US film director and producer. His films vary in tone from the comic to the elegiac, but are frequently ambitious in both content and form, utilizing a complex and sometimes fragmentary style. His antiwar comedy M∗A∗S∗H (1970) was a critical and commercial success, as were Nashville (1975), The Player (1992), and Gosford Park (2002). His last film was A Prairie Home Companion (2006).

M∗A∗S∗H won the Palme d'Or at Cannes 1970, but the poor box-office performance of his subsequent 1970s films, with the exception of Nashville, led to his being restricted in the 1980s to small-scale films, often of theatrical origin, such as Streamers (1983) and Fool for Love (1985). In the 1990s the Hollywood satire The Player marked a comeback to big-scale films and achieved wide popularity. Altman was one of the great maverick directors of US cinema. Taking a quizzical view of US life and culture, he carved out a niche for himself on the periphery of mainstream cinema, and proved a formative influence on the work of such contemporary film-makers as Alan Rudolph.

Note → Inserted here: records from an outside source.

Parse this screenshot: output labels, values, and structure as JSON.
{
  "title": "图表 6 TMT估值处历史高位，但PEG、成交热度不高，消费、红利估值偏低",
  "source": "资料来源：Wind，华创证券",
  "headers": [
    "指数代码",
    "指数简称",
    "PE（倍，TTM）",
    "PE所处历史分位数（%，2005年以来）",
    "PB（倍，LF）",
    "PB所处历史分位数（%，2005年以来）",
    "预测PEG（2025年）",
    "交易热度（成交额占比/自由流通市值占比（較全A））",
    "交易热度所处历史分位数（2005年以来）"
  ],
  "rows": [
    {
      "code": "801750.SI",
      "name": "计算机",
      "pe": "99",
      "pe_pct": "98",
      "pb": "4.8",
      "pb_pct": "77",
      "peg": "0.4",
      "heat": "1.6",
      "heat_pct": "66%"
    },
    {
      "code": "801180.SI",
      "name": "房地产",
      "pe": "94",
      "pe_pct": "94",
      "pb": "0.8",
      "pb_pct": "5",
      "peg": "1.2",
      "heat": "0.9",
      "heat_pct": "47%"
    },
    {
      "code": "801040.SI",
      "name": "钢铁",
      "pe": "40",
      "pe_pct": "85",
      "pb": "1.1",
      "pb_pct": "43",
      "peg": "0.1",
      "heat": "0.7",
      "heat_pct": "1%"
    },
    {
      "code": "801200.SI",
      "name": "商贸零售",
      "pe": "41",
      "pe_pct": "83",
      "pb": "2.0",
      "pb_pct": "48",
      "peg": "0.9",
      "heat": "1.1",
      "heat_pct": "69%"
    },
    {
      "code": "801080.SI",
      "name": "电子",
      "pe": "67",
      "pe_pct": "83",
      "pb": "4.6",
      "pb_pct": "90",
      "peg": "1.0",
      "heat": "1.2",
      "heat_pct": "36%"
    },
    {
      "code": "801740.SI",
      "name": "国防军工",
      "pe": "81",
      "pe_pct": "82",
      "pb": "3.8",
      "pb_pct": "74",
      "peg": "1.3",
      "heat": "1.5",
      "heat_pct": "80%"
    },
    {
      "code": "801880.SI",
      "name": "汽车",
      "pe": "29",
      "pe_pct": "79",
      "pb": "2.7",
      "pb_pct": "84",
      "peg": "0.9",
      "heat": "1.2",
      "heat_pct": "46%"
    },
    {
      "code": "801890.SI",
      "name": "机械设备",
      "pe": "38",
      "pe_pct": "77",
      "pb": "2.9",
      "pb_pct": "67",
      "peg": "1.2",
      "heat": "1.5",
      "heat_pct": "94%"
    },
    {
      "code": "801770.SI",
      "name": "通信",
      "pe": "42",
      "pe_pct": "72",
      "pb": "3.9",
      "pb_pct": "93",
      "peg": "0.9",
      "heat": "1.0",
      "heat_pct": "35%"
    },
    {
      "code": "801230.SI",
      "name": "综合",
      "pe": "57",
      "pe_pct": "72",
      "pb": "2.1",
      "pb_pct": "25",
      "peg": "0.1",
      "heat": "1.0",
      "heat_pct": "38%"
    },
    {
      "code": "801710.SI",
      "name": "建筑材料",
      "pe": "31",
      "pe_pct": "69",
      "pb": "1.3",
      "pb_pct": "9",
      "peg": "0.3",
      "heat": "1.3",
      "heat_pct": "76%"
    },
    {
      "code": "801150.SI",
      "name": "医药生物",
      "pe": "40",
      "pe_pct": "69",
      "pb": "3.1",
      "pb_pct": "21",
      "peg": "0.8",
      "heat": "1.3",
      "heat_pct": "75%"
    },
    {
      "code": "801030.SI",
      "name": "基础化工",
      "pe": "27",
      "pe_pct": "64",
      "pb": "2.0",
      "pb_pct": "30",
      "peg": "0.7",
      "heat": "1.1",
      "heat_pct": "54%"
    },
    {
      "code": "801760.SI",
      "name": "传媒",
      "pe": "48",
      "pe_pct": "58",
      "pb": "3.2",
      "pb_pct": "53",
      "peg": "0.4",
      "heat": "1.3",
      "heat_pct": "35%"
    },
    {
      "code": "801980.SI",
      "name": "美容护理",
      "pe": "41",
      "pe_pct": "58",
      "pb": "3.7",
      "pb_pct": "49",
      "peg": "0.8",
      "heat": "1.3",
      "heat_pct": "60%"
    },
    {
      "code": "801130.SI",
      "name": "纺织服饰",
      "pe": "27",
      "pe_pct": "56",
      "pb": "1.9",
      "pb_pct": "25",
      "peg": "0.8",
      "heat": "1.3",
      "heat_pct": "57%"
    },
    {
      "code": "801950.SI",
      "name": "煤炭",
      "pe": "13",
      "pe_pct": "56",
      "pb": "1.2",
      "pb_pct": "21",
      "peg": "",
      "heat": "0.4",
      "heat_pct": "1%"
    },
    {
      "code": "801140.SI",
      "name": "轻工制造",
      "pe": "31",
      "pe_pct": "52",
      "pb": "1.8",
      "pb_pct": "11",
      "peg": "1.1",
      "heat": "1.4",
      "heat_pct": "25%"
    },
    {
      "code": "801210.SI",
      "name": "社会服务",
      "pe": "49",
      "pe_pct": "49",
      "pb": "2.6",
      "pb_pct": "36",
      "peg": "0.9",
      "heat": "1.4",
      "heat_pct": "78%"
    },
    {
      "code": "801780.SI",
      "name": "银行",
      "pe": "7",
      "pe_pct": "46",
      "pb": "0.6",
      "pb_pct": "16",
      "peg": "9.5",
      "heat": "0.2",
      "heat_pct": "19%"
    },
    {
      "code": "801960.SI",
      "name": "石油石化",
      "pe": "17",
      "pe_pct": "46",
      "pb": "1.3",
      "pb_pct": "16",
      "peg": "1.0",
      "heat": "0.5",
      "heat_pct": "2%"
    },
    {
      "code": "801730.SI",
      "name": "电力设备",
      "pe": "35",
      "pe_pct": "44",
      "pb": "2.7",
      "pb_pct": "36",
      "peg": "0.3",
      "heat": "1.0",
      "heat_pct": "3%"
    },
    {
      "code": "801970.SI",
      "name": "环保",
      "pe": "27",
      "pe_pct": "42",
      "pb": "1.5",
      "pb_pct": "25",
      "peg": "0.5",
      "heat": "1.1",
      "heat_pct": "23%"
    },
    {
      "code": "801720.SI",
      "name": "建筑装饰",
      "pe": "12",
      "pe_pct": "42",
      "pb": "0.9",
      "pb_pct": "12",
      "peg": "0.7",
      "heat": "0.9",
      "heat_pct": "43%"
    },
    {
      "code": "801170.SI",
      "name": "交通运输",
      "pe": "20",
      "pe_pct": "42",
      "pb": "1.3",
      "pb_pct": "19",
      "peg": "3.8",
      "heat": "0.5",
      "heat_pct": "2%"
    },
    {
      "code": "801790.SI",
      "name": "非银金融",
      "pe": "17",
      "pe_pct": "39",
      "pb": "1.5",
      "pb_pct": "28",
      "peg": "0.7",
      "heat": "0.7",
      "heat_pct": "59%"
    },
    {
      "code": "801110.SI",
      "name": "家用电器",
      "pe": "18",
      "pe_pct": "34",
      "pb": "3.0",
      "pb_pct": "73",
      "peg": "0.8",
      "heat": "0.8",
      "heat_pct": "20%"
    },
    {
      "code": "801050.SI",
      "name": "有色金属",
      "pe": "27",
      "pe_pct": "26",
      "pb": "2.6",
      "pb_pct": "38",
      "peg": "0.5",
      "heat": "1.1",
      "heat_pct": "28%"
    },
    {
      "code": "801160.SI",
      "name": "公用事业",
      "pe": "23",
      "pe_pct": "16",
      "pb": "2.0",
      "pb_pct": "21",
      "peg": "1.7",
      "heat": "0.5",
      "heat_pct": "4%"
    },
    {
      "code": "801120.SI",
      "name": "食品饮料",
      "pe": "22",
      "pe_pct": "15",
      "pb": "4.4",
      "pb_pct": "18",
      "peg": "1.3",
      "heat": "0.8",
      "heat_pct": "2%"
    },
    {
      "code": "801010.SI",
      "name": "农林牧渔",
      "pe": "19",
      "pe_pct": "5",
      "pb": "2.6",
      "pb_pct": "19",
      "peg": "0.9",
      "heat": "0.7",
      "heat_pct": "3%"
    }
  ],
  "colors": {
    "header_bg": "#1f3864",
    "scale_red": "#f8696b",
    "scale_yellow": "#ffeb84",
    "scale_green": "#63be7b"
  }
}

Altman began by making industrial films in Kansas City. His first feature was a low-budget ‘quickie’, The Delinquents (1957). He followed with the well-received ‘anti-Western’ McCabe and Mrs Miller (1971), and the dark Hollywood drama The Long Goodbye (1973). After establishing the independent production company Lions Gate Films, he produced 3 Women (1977) and A Wedding (1978) under its auspices. His musical cartoon adaptation Popeye (1980) was a commercial, though not a critical, success. Other films include the black comedies Prêt-à-Porter (1994) and Dr T and the Women (2000).